Herkes - herkes - bozuldu. Bu dünyada incinmeyen, zarar görmeyen, acı çekmeyen insan yoktur. Tabii ki aynı şekilde incinmeyiz. Ve bazı insanlar anlaşılması zor travmalar yaşadı.

Bazen hayatın acısı dayanamayacak kadar fazla görünebilir. Bir koca ayrılır. Bir çocuk ölür. Tecavüz, saldırı, ensest, uyuşturucu kullanımı, felaketler ... tüm bunlar bizi özümüze kadar incitti. Bazen yapabileceğimiz tek şey oturup ağlamak ve hayatta kalmaya çalışmaktır. Hiç kimse tam olarak bu şekilde incinmemiş gibi hissedebilir; bu doğru. Ama nasıl hayatta kalırız? Acılarımızın taze, yeni ve hassas olduğu günleri, geceleri nasıl atlatabiliriz? Cevap, çevremizdekilere ulaşmamızdır.

İnsanların tecrit içinde yaşaması amaçlanmamıştır. Zamanın başlangıcından beri insanlar klanlar, gruplar ve aileler halinde yaşadılar. Yakın ilişkiler hayatta kalmak için çok önemliydi. Hala öyleler! İnsanlar acılarıyla tek başlarına oturduklarında, bu şekil değiştirir ve büyür. Böylece insanlar, herkesi dışarıda tutmak için etraflarına duvarlar örer, böylece bir daha incinmesinler. Ancak inşa edilen duvarlar acı çekmek için bir petri kabı gibidir. Gerçekliklerini şekillendirmeye yardım edecek kimse olmadığında, iyileşmelerine yardım edecek ya da acılarını görüp sevildiklerini gösterecek kimse olmadığından, incinme büyür ve iyileşme zor kalır. Duvarlar acının içeri girmesini engellemez, acının hiç gitmesini engellemez.

Leonard Cohen şarkılarından birinde "her şeyde bir çatlak var, ışık böyle içeri giriyor" diye yazıyor. Bunu bir saniye düşünün. Çatlaklar, acı ve incinme kaçınılmazdır, ancak bunlar sayesinde büyüme olur, ışık gelir. Acı her zaman yaşamın bir parçası olacaktır. Ancak onunla ne yaptığımız ve birbirimize nasıl ulaştığımız, farkı yaratan şeydir. Çatlaklara mı odaklanıyoruz, yoksa sağladıkları ışığı, görmemize yardımcı olan, büyümemizi sağlayan ışığı görebilir miyiz?

Acı çektiğimizde kendimizi başkalarına açmaya karar verdiğimizde veya acı çeken biriyle karşılaştığımızda uzanmaya karar verdiğimizde iyileşme sürecini başlatırız.
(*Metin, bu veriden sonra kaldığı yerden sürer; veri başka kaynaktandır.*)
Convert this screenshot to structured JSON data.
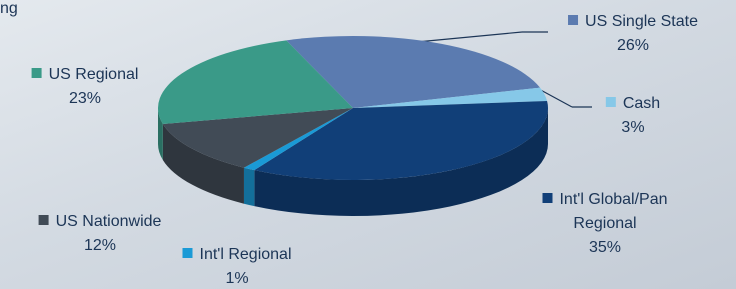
{
  "chart_data": {
    "type": "pie",
    "title": "ng",
    "categories": [
      "US Single State",
      "Cash",
      "Int'l Global/Pan Regional",
      "Int'l Regional",
      "US Nationwide",
      "US Regional"
    ],
    "values": [
      26,
      3,
      35,
      1,
      12,
      23
    ],
    "value_labels": [
      "26%",
      "3%",
      "35%",
      "1%",
      "12%",
      "23%"
    ],
    "colors": [
      "#5b7bb0",
      "#86c8e8",
      "#113f78",
      "#1a9ad6",
      "#414b56",
      "#3a9a88"
    ]
  }
}
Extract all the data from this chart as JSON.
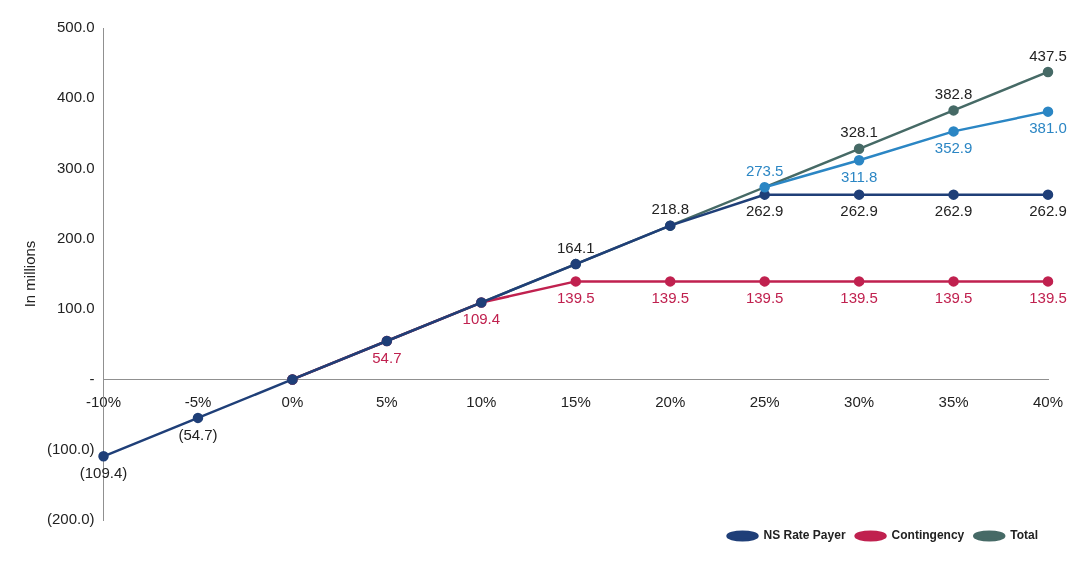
{
  "chart_data": {
    "type": "line",
    "ylabel": "In millions",
    "categories": [
      "-10%",
      "-5%",
      "0%",
      "5%",
      "10%",
      "15%",
      "20%",
      "25%",
      "30%",
      "35%",
      "40%"
    ],
    "series": [
      {
        "name": "Total",
        "color": "#466a66",
        "values": [
          null,
          null,
          0,
          null,
          null,
          164.1,
          218.8,
          null,
          328.1,
          382.8,
          437.5
        ],
        "value_labels": [
          null,
          null,
          null,
          null,
          null,
          "164.1",
          "218.8",
          null,
          "328.1",
          "382.8",
          "437.5"
        ]
      },
      {
        "name": "Contingency",
        "color": "#c0214f",
        "values": [
          null,
          null,
          0,
          54.7,
          109.4,
          139.5,
          139.5,
          139.5,
          139.5,
          139.5,
          139.5
        ],
        "value_labels": [
          null,
          null,
          null,
          "54.7",
          "109.4",
          "139.5",
          "139.5",
          "139.5",
          "139.5",
          "139.5",
          "139.5"
        ]
      },
      {
        "name": "NS Rate Payer",
        "color": "#1f3f78",
        "values": [
          -109.4,
          -54.7,
          0,
          54.7,
          109.4,
          164.1,
          218.8,
          262.9,
          262.9,
          262.9,
          262.9
        ],
        "value_labels": [
          "(109.4)",
          "(54.7)",
          null,
          null,
          null,
          null,
          null,
          "262.9",
          "262.9",
          "262.9",
          "262.9"
        ]
      },
      {
        "color": "#2b86c4",
        "values": [
          null,
          null,
          null,
          null,
          null,
          null,
          null,
          273.5,
          311.8,
          352.9,
          381.0
        ],
        "value_labels": [
          null,
          null,
          null,
          null,
          null,
          null,
          null,
          "273.5",
          "311.8",
          "352.9",
          "381.0"
        ]
      }
    ],
    "ylim": [
      -200,
      500
    ],
    "yticks": [
      {
        "value": -200,
        "label": "(200.0)"
      },
      {
        "value": -100,
        "label": "(100.0)"
      },
      {
        "value": 0,
        "label": "-"
      },
      {
        "value": 100,
        "label": "100.0"
      },
      {
        "value": 200,
        "label": "200.0"
      },
      {
        "value": 300,
        "label": "300.0"
      },
      {
        "value": 400,
        "label": "400.0"
      },
      {
        "value": 500,
        "label": "500.0"
      }
    ],
    "grid": false,
    "legend": "bottom right",
    "marker": "circle",
    "line_style": "solid"
  }
}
Başkaları acılarımızı anlamamıza yardım eder, bizi destekler ve bize, kırıldığımız halde hala sevildiğimizi hatırlatır. Kendimizi insanlığın bir parçası olarak görmemiz, insanlarla bağlantı kurarak, hikayelerimizi paylaşarak.

Kızım gibi dirseğimi asla kırmamış olabilirim, ama fiziksel acı ve bilinmeyenden korkmuştum. Kolunu kendim tamir edemedim, ambulansı süremedim ya da kolundaki IV'ü çalıştıramadım. Ama yapabileceğim şey onu rahatlatmak, onu sevmek ve orada olduğumu bilmesini sağlamaktı.
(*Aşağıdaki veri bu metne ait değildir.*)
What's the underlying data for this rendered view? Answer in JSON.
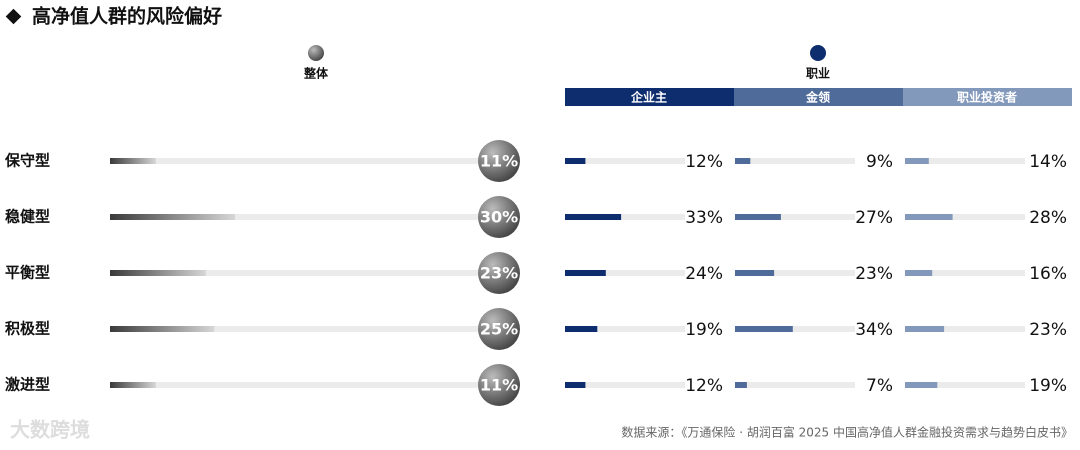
{
  "chart_data": {
    "type": "bar",
    "title": "高净值人群的风险偏好",
    "categories": [
      "保守型",
      "稳健型",
      "平衡型",
      "积极型",
      "激进型"
    ],
    "overall": {
      "label": "整体",
      "values": [
        11,
        30,
        23,
        25,
        11
      ],
      "value_labels": [
        "11%",
        "30%",
        "23%",
        "25%",
        "11%"
      ]
    },
    "occupation": {
      "label": "职业",
      "series": [
        {
          "name": "企业主",
          "color": "#0e2d6e",
          "values": [
            12,
            33,
            24,
            19,
            12
          ],
          "value_labels": [
            "12%",
            "33%",
            "24%",
            "19%",
            "12%"
          ]
        },
        {
          "name": "金领",
          "color": "#4f6b9a",
          "values": [
            9,
            27,
            23,
            34,
            7
          ],
          "value_labels": [
            "9%",
            "27%",
            "23%",
            "34%",
            "7%"
          ]
        },
        {
          "name": "职业投资者",
          "color": "#8399bb",
          "values": [
            14,
            28,
            16,
            23,
            19
          ],
          "value_labels": [
            "14%",
            "28%",
            "16%",
            "23%",
            "19%"
          ]
        }
      ]
    },
    "source": "数据来源：《万通保险 · 胡润百富 2025 中国高净值人群金融投资需求与趋势白皮书》",
    "watermark": "大数跨境"
  }
}
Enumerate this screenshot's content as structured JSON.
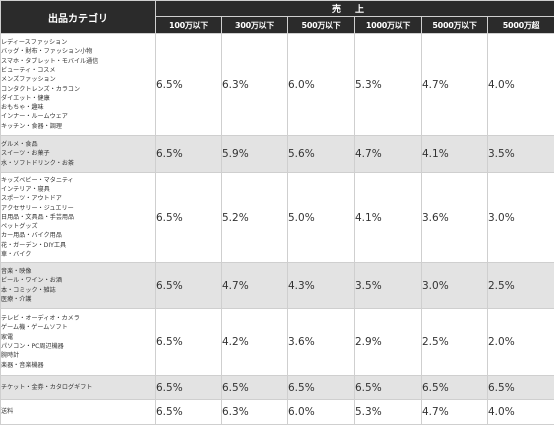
{
  "table": {
    "header": {
      "category": "出品カテゴリ",
      "sales": "売上",
      "tiers": [
        "100万以下",
        "300万以下",
        "500万以下",
        "1000万以下",
        "5000万以下",
        "5000万超"
      ]
    },
    "rows": [
      {
        "categories": [
          "レディースファッション",
          "バッグ・財布・ファッション小物",
          "スマホ・タブレット・モバイル通信",
          "ビューティ・コスメ",
          "メンズファッション",
          "コンタクトレンズ・カラコン",
          "ダイエット・健康",
          "おもちゃ・趣味",
          "インナー・ルームウェア",
          "キッチン・食器・調理"
        ],
        "rates": [
          "6.5%",
          "6.3%",
          "6.0%",
          "5.3%",
          "4.7%",
          "4.0%"
        ]
      },
      {
        "categories": [
          "グルメ・食品",
          "スイーツ・お菓子",
          "水・ソフトドリンク・お茶"
        ],
        "rates": [
          "6.5%",
          "5.9%",
          "5.6%",
          "4.7%",
          "4.1%",
          "3.5%"
        ]
      },
      {
        "categories": [
          "キッズベビー・マタニティ",
          "インテリア・寝具",
          "スポーツ・アウトドア",
          "アクセサリー・ジュエリー",
          "日用品・文具品・手芸用品",
          "ペットグッズ",
          "カー用品・バイク用品",
          "花・ガーデン・DIY工具",
          "車・バイク"
        ],
        "rates": [
          "6.5%",
          "5.2%",
          "5.0%",
          "4.1%",
          "3.6%",
          "3.0%"
        ]
      },
      {
        "categories": [
          "音楽・映像",
          "ビール・ワイン・お酒",
          "本・コミック・雑誌",
          "医療・介護"
        ],
        "rates": [
          "6.5%",
          "4.7%",
          "4.3%",
          "3.5%",
          "3.0%",
          "2.5%"
        ]
      },
      {
        "categories": [
          "テレビ・オーディオ・カメラ",
          "ゲーム機・ゲームソフト",
          "家電",
          "パソコン・PC周辺機器",
          "腕時計",
          "楽器・音楽機器"
        ],
        "rates": [
          "6.5%",
          "4.2%",
          "3.6%",
          "2.9%",
          "2.5%",
          "2.0%"
        ]
      },
      {
        "categories": [
          "チケット・金券・カタログギフト"
        ],
        "rates": [
          "6.5%",
          "6.5%",
          "6.5%",
          "6.5%",
          "6.5%",
          "6.5%"
        ]
      },
      {
        "categories": [
          "送料"
        ],
        "rates": [
          "6.5%",
          "6.3%",
          "6.0%",
          "5.3%",
          "4.7%",
          "4.0%"
        ]
      }
    ]
  }
}
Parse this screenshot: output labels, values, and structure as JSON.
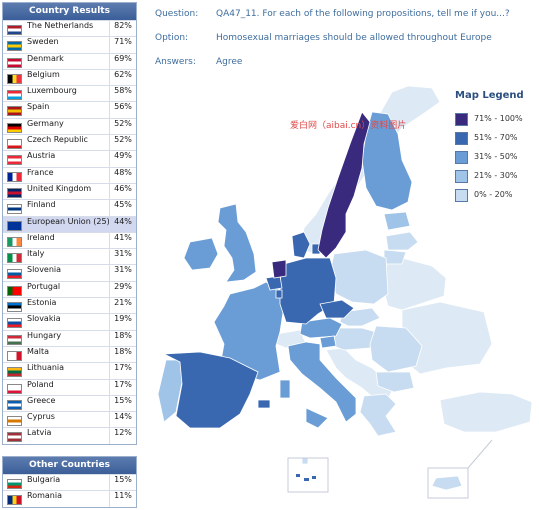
{
  "header": {
    "question_label": "Question:",
    "question_text": "QA47_11. For each of the following propositions, tell me if you...?",
    "option_label": "Option:",
    "option_text": "Homosexual marriages should be allowed throughout Europe",
    "answers_label": "Answers:",
    "answers_text": "Agree"
  },
  "watermark": "爱白网（aibai.cn）资料图片",
  "colors": {
    "c71_100": "#3a2a7d",
    "c51_70": "#3a68b0",
    "c31_50": "#6a9dd6",
    "c21_30": "#9fc4e8",
    "c0_20": "#c7dcf0",
    "nonmember": "#dde9f4",
    "sea": "#ffffff"
  },
  "legend": {
    "title": "Map Legend",
    "items": [
      {
        "label": "71% - 100%",
        "color": "#3a2a7d"
      },
      {
        "label": "51% - 70%",
        "color": "#3a68b0"
      },
      {
        "label": "31% - 50%",
        "color": "#6a9dd6"
      },
      {
        "label": "21% - 30%",
        "color": "#9fc4e8"
      },
      {
        "label": "0% - 20%",
        "color": "#c7dcf0"
      }
    ]
  },
  "country_results": {
    "title": "Country Results",
    "rows": [
      {
        "name": "The Netherlands",
        "value": "82%",
        "flag": [
          "#ae1c28",
          "#ffffff",
          "#21468b"
        ]
      },
      {
        "name": "Sweden",
        "value": "71%",
        "flag": [
          "#006aa7",
          "#fecc00",
          "#006aa7"
        ]
      },
      {
        "name": "Denmark",
        "value": "69%",
        "flag": [
          "#c60c30",
          "#ffffff",
          "#c60c30"
        ]
      },
      {
        "name": "Belgium",
        "value": "62%",
        "flag": [
          "#000000",
          "#fdda24",
          "#ef3340"
        ],
        "vertical": true
      },
      {
        "name": "Luxembourg",
        "value": "58%",
        "flag": [
          "#ed2939",
          "#ffffff",
          "#00a1de"
        ]
      },
      {
        "name": "Spain",
        "value": "56%",
        "flag": [
          "#aa151b",
          "#f1bf00",
          "#aa151b"
        ]
      },
      {
        "name": "Germany",
        "value": "52%",
        "flag": [
          "#000000",
          "#dd0000",
          "#ffce00"
        ]
      },
      {
        "name": "Czech Republic",
        "value": "52%",
        "flag": [
          "#ffffff",
          "#ffffff",
          "#d7141a"
        ]
      },
      {
        "name": "Austria",
        "value": "49%",
        "flag": [
          "#ed2939",
          "#ffffff",
          "#ed2939"
        ]
      },
      {
        "name": "France",
        "value": "48%",
        "flag": [
          "#002395",
          "#ffffff",
          "#ed2939"
        ],
        "vertical": true
      },
      {
        "name": "United Kingdom",
        "value": "46%",
        "flag": [
          "#012169",
          "#c8102e",
          "#012169"
        ]
      },
      {
        "name": "Finland",
        "value": "45%",
        "flag": [
          "#ffffff",
          "#003580",
          "#ffffff"
        ]
      },
      {
        "name": "European Union (25)",
        "value": "44%",
        "flag": [
          "#003399",
          "#003399",
          "#003399"
        ],
        "eu": true
      },
      {
        "name": "Ireland",
        "value": "41%",
        "flag": [
          "#169b62",
          "#ffffff",
          "#ff883e"
        ],
        "vertical": true
      },
      {
        "name": "Italy",
        "value": "31%",
        "flag": [
          "#009246",
          "#ffffff",
          "#ce2b37"
        ],
        "vertical": true
      },
      {
        "name": "Slovenia",
        "value": "31%",
        "flag": [
          "#ffffff",
          "#005da4",
          "#ed1c24"
        ]
      },
      {
        "name": "Portugal",
        "value": "29%",
        "flag": [
          "#006600",
          "#ff0000",
          "#ff0000"
        ],
        "vertical": true
      },
      {
        "name": "Estonia",
        "value": "21%",
        "flag": [
          "#0072ce",
          "#000000",
          "#ffffff"
        ]
      },
      {
        "name": "Slovakia",
        "value": "19%",
        "flag": [
          "#ffffff",
          "#0b4ea2",
          "#ee1c25"
        ]
      },
      {
        "name": "Hungary",
        "value": "18%",
        "flag": [
          "#ce2939",
          "#ffffff",
          "#477050"
        ]
      },
      {
        "name": "Malta",
        "value": "18%",
        "flag": [
          "#ffffff",
          "#ffffff",
          "#cf142b"
        ],
        "vertical": true
      },
      {
        "name": "Lithuania",
        "value": "17%",
        "flag": [
          "#fdb913",
          "#006a44",
          "#c1272d"
        ]
      },
      {
        "name": "Poland",
        "value": "17%",
        "flag": [
          "#ffffff",
          "#ffffff",
          "#dc143c"
        ]
      },
      {
        "name": "Greece",
        "value": "15%",
        "flag": [
          "#0d5eaf",
          "#ffffff",
          "#0d5eaf"
        ]
      },
      {
        "name": "Cyprus",
        "value": "14%",
        "flag": [
          "#ffffff",
          "#d57800",
          "#ffffff"
        ]
      },
      {
        "name": "Latvia",
        "value": "12%",
        "flag": [
          "#9e3039",
          "#ffffff",
          "#9e3039"
        ]
      }
    ]
  },
  "other_countries": {
    "title": "Other Countries",
    "rows": [
      {
        "name": "Bulgaria",
        "value": "15%",
        "flag": [
          "#ffffff",
          "#00966e",
          "#d62612"
        ]
      },
      {
        "name": "Romania",
        "value": "11%",
        "flag": [
          "#002b7f",
          "#fcd116",
          "#ce1126"
        ],
        "vertical": true
      }
    ]
  },
  "chart_data": {
    "type": "choropleth map",
    "metric": "Homosexual marriages should be allowed throughout Europe",
    "answer": "Agree",
    "unit": "%",
    "categories": [
      "The Netherlands",
      "Sweden",
      "Denmark",
      "Belgium",
      "Luxembourg",
      "Spain",
      "Germany",
      "Czech Republic",
      "Austria",
      "France",
      "United Kingdom",
      "Finland",
      "European Union (25)",
      "Ireland",
      "Italy",
      "Slovenia",
      "Portugal",
      "Estonia",
      "Slovakia",
      "Hungary",
      "Malta",
      "Lithuania",
      "Poland",
      "Greece",
      "Cyprus",
      "Latvia",
      "Bulgaria",
      "Romania"
    ],
    "values": [
      82,
      71,
      69,
      62,
      58,
      56,
      52,
      52,
      49,
      48,
      46,
      45,
      44,
      41,
      31,
      31,
      29,
      21,
      19,
      18,
      18,
      17,
      17,
      15,
      14,
      12,
      15,
      11
    ],
    "legend_bins": [
      "71% - 100%",
      "51% - 70%",
      "31% - 50%",
      "21% - 30%",
      "0% - 20%"
    ],
    "legend_placement": "top-right"
  }
}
Şu anda acı çekiyorsanız, yalnız olmadığınızı bilin.

Önem veren ve dinleyen insanlar var. Bir aile üyesi veya arkadaş veya intihar yardım hattındaki biri veya çevrimiçi bir destek grubundaki kişiler olabilir. Bir danışman veya terapist ya da Facebook'ta yeniden bağlantı kurduğunuz ikinci sınıftan bir arkadaş olabilir. Ve dinleyemeyen bir kişiye açılırsanız, sizi duymak için zaman ayırabilecek birini bulana kadar başka birini, sonra başka birini ve sonra bir başkasını deneyin. İzolasyon ve yalnızlık, acının beslendiği şeydir.

Bırakın duvarlarınız çatlasın ve ışık içeri girsin. Duyulmanıza, anlaşılmanıza ve rahatlamanıza izin verin. Hepimiz kırıldık, ama aynı zamanda iyileşiyoruz. Hepimiz her zaman iyileşiyoruz.